Broadband Data Communication: POF is an attractive medium for wired indoor communication. In ELIoT the ambition is to explore POF as the feeder for the LiFi access points. The data can be brought first in baseband spectrum to the access points, and by O/E/O conversion can then be brought into the optical domain. Experiments on POF feeder networks for LiFi, with OFDM as modulation format, have shown promising results. Ongoing demonstrations in real environments support this. To realize distributed MIMO functions over POF, we used WDM concept. Therefore we have developed 4 prototypes of WDM (de)Mux for bidirectional 2x2 MIMO concept which can be used for spatial diversity and spatial multiplexing.

Multicast Communication: The ELIoT project approaches multicasting in three ways. Firstly, there will be a vertical handover between LiFi and 5G. It will be implemented at the transport layer (IP) by using the non-3GPP Interworking Function (N3IWF). This has been successfully demonstrated in the laboratory and will now be implemented in the industrial use case of ELIoT. Secondly, one version of the classical horizontal handover will be implemented on top of an existing G.vlc system in order to support mobility between LiFi cells. Initial tests for this approach have already been successfully completed. Thirdly, for IoT applications, which require the highest reliability and lowest latency, ELIoT considers main steps towards implementing a more modern form of multicasting, i.e. soft handover or so-called distributed MIMO link.
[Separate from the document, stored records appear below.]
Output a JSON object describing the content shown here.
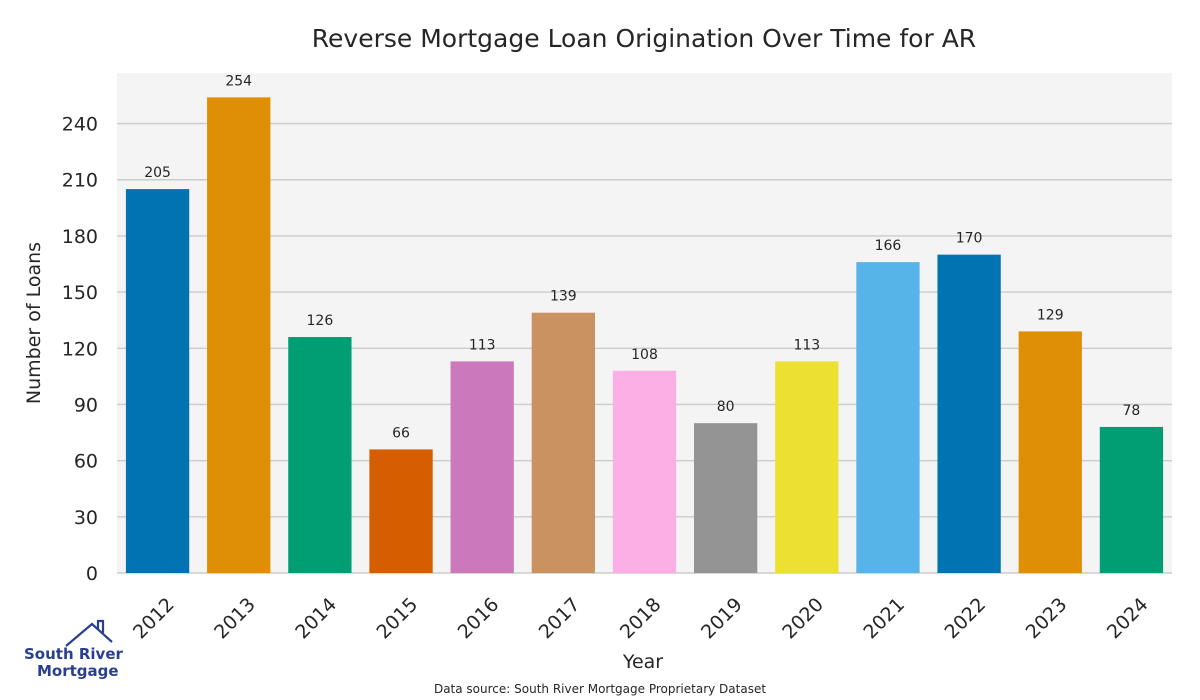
{
  "chart_data": {
    "type": "bar",
    "title": "Reverse Mortgage Loan Origination Over Time for AR",
    "xlabel": "Year",
    "ylabel": "Number of Loans",
    "categories": [
      "2012",
      "2013",
      "2014",
      "2015",
      "2016",
      "2017",
      "2018",
      "2019",
      "2020",
      "2021",
      "2022",
      "2023",
      "2024"
    ],
    "values": [
      205,
      254,
      126,
      66,
      113,
      139,
      108,
      80,
      113,
      166,
      170,
      129,
      78
    ],
    "data_labels": [
      "205",
      "254",
      "126",
      "66",
      "113",
      "139",
      "108",
      "80",
      "113",
      "166",
      "170",
      "129",
      "78"
    ],
    "yticks": [
      0,
      30,
      60,
      90,
      120,
      150,
      180,
      210,
      240
    ],
    "ylim": [
      0,
      267
    ],
    "grid": true,
    "colors": [
      "#0173b2",
      "#de8f05",
      "#029e73",
      "#d55e00",
      "#cc78bc",
      "#ca9161",
      "#fbafe4",
      "#949494",
      "#ece133",
      "#56b4e9",
      "#0173b2",
      "#de8f05",
      "#029e73"
    ],
    "plot_background": "#f4f4f4",
    "grid_color": "#cccccc"
  },
  "footer": {
    "source": "Data source: South River Mortgage Proprietary Dataset"
  },
  "logo": {
    "line1": "South River",
    "line2": "Mortgage",
    "color": "#2a3f8f"
  }
}
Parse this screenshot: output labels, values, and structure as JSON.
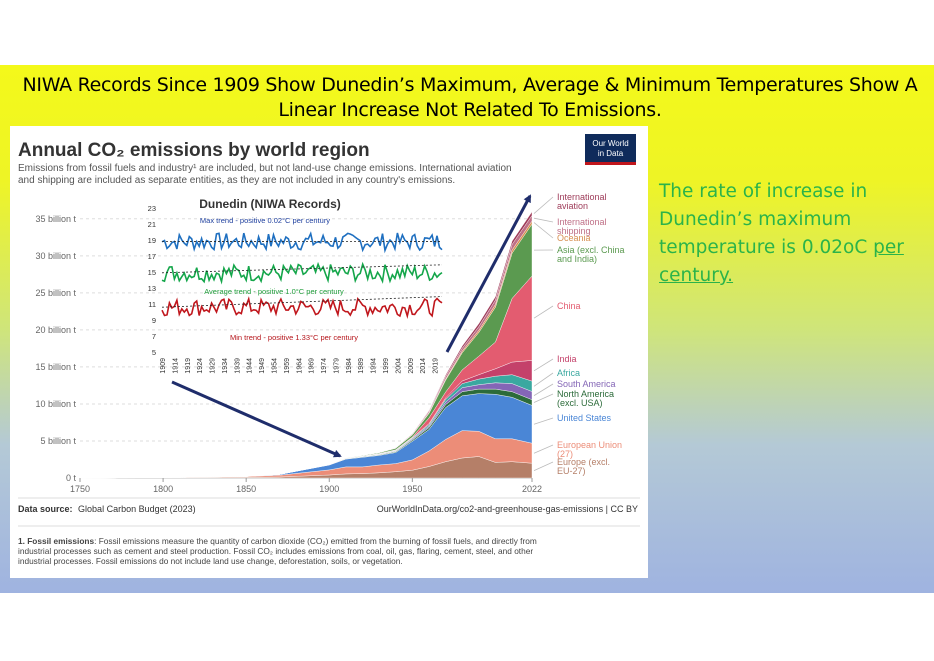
{
  "slide": {
    "title_line1": "NIWA Records Since 1909 Show Dunedin’s Maximum, Average & Minimum Temperatures Show A",
    "title_line2": "Linear Increase Not Related To Emissions.",
    "side_text_plain": "The rate of increase in Dunedin’s maximum temperature is 0.02oC ",
    "side_text_underlined": "per century.",
    "colors": {
      "background_top": "#f4f91a",
      "background_bottom": "#9fb3e0",
      "side_text": "#2bb34a",
      "arrow": "#1f2d6b"
    }
  },
  "chart_data": [
    {
      "type": "area",
      "stacked": true,
      "title": "Annual CO₂ emissions by world region",
      "subtitle_line1": "Emissions from fossil fuels and industry¹ are included, but not land-use change emissions. International aviation",
      "subtitle_line2": "and shipping are included as separate entities, as they are not included in any country's emissions.",
      "logo_line1": "Our World",
      "logo_line2": "in Data",
      "x_ticks": [
        "1750",
        "1800",
        "1850",
        "1900",
        "1950",
        "2022"
      ],
      "x_tick_values": [
        1750,
        1800,
        1850,
        1900,
        1950,
        2022
      ],
      "y_ticks": [
        "0 t",
        "5 billion t",
        "10 billion t",
        "15 billion t",
        "20 billion t",
        "25 billion t",
        "30 billion t",
        "35 billion t"
      ],
      "y_tick_values": [
        0,
        5,
        10,
        15,
        20,
        25,
        30,
        35
      ],
      "y_unit": "billion t",
      "xlim": [
        1750,
        2022
      ],
      "ylim": [
        0,
        37
      ],
      "grid": "horizontal dashed",
      "legend": "right, direct labels",
      "x": [
        1750,
        1800,
        1850,
        1870,
        1900,
        1910,
        1920,
        1930,
        1940,
        1950,
        1960,
        1970,
        1980,
        1990,
        2000,
        2010,
        2022
      ],
      "series": [
        {
          "name": "Europe (excl. EU-27)",
          "color": "#b57f68",
          "values": [
            0.01,
            0.04,
            0.1,
            0.14,
            0.4,
            0.55,
            0.6,
            0.7,
            0.85,
            1.05,
            1.55,
            2.2,
            2.7,
            2.9,
            2.1,
            2.2,
            2.0
          ]
        },
        {
          "name": "European Union (27)",
          "color": "#ec8d78",
          "values": [
            0.0,
            0.02,
            0.1,
            0.24,
            0.7,
            0.95,
            0.9,
            1.05,
            1.1,
            1.4,
            2.1,
            3.0,
            3.7,
            3.4,
            3.2,
            3.1,
            2.7
          ]
        },
        {
          "name": "United States",
          "color": "#4a86d6",
          "values": [
            0.0,
            0.0,
            0.02,
            0.1,
            0.65,
            1.05,
            1.3,
            1.3,
            1.5,
            2.5,
            2.9,
            4.3,
            4.7,
            5.1,
            6.0,
            5.6,
            5.1
          ]
        },
        {
          "name": "North America (excl. USA)",
          "color": "#2c6b3a",
          "values": [
            0.0,
            0.0,
            0.0,
            0.01,
            0.03,
            0.06,
            0.07,
            0.08,
            0.1,
            0.17,
            0.25,
            0.4,
            0.55,
            0.6,
            0.7,
            0.75,
            0.78
          ]
        },
        {
          "name": "South America",
          "color": "#8466b6",
          "values": [
            0.0,
            0.0,
            0.0,
            0.0,
            0.01,
            0.02,
            0.03,
            0.05,
            0.07,
            0.13,
            0.2,
            0.35,
            0.55,
            0.6,
            0.85,
            1.1,
            1.1
          ]
        },
        {
          "name": "Africa",
          "color": "#3aa8a0",
          "values": [
            0.0,
            0.0,
            0.0,
            0.0,
            0.01,
            0.02,
            0.03,
            0.05,
            0.08,
            0.12,
            0.2,
            0.35,
            0.55,
            0.75,
            0.9,
            1.2,
            1.4
          ]
        },
        {
          "name": "India",
          "color": "#c4416a",
          "values": [
            0.0,
            0.0,
            0.0,
            0.0,
            0.02,
            0.03,
            0.04,
            0.05,
            0.06,
            0.08,
            0.14,
            0.2,
            0.35,
            0.6,
            1.0,
            1.7,
            2.8
          ]
        },
        {
          "name": "China",
          "color": "#e35c70",
          "values": [
            0.0,
            0.0,
            0.0,
            0.0,
            0.0,
            0.01,
            0.02,
            0.03,
            0.05,
            0.08,
            0.78,
            0.8,
            1.5,
            2.5,
            3.6,
            8.6,
            11.4
          ]
        },
        {
          "name": "Asia (excl. China and India)",
          "color": "#5b9a50",
          "values": [
            0.0,
            0.0,
            0.0,
            0.0,
            0.02,
            0.04,
            0.07,
            0.1,
            0.2,
            0.3,
            0.6,
            1.6,
            2.3,
            3.2,
            4.7,
            6.1,
            7.0
          ]
        },
        {
          "name": "Oceania",
          "color": "#d78f50",
          "values": [
            0.0,
            0.0,
            0.0,
            0.0,
            0.01,
            0.02,
            0.02,
            0.03,
            0.04,
            0.06,
            0.1,
            0.16,
            0.23,
            0.3,
            0.38,
            0.44,
            0.43
          ]
        },
        {
          "name": "International shipping",
          "color": "#bf6f86",
          "values": [
            0.0,
            0.0,
            0.0,
            0.0,
            0.0,
            0.0,
            0.0,
            0.02,
            0.05,
            0.1,
            0.2,
            0.35,
            0.4,
            0.5,
            0.6,
            0.75,
            0.75
          ]
        },
        {
          "name": "International aviation",
          "color": "#9e3b59",
          "values": [
            0.0,
            0.0,
            0.0,
            0.0,
            0.0,
            0.0,
            0.0,
            0.0,
            0.0,
            0.02,
            0.1,
            0.2,
            0.3,
            0.4,
            0.45,
            0.45,
            0.5
          ]
        }
      ],
      "source_label": "Data source:",
      "source_value": "Global Carbon Budget (2023)",
      "url_text": "OurWorldInData.org/co2-and-greenhouse-gas-emissions | CC BY",
      "footnote_bold": "1. Fossil emissions",
      "footnote_line1": ": Fossil emissions measure the quantity of carbon dioxide (CO₂) emitted from the burning of fossil fuels, and directly from",
      "footnote_line2": "industrial processes such as cement and steel production. Fossil CO₂ includes emissions from coal, oil, gas, flaring, cement, steel, and other",
      "footnote_line3": "industrial processes. Fossil emissions do not include land use change, deforestation, soils, or vegetation."
    },
    {
      "type": "line",
      "title": "Dunedin (NIWA Records)",
      "y_ticks": [
        "5",
        "7",
        "9",
        "11",
        "13",
        "15",
        "17",
        "19",
        "21",
        "23"
      ],
      "ylim": [
        5,
        23
      ],
      "x_ticks": [
        "1909",
        "1914",
        "1919",
        "1924",
        "1929",
        "1934",
        "1939",
        "1944",
        "1949",
        "1954",
        "1959",
        "1964",
        "1969",
        "1974",
        "1979",
        "1984",
        "1989",
        "1994",
        "1999",
        "2004",
        "2009",
        "2014",
        "2019"
      ],
      "xlim": [
        1909,
        2022
      ],
      "annotations": [
        "Max trend - positive 0.02°C per century",
        "Average trend - positive 1.0°C per century",
        "Min trend - positive 1.33°C per century"
      ],
      "series": [
        {
          "name": "Max",
          "color": "#1e6fc0",
          "mean": 18.8
        },
        {
          "name": "Average",
          "color": "#14a64a",
          "mean": 14.9
        },
        {
          "name": "Min",
          "color": "#c0161c",
          "mean": 10.6
        }
      ]
    }
  ]
}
The conceptual background has been developed in the last 18 months and implementation in the laboratory are ongoing.

Open Architectures: The ELIoT reference architecture document will be designed to allow system and device designers to immediately create an actual working product or system, also before the rather slow international standardization process provides all related standards, and the “how to” knowledge is part of the common domain. A first version of the open reference architecture has been published by ELIoT in March 2020 and a refined version will be published in March 2022.
ELIoT meeting at Weidmüller in 2019 and newly developed outdoor LiFi modules.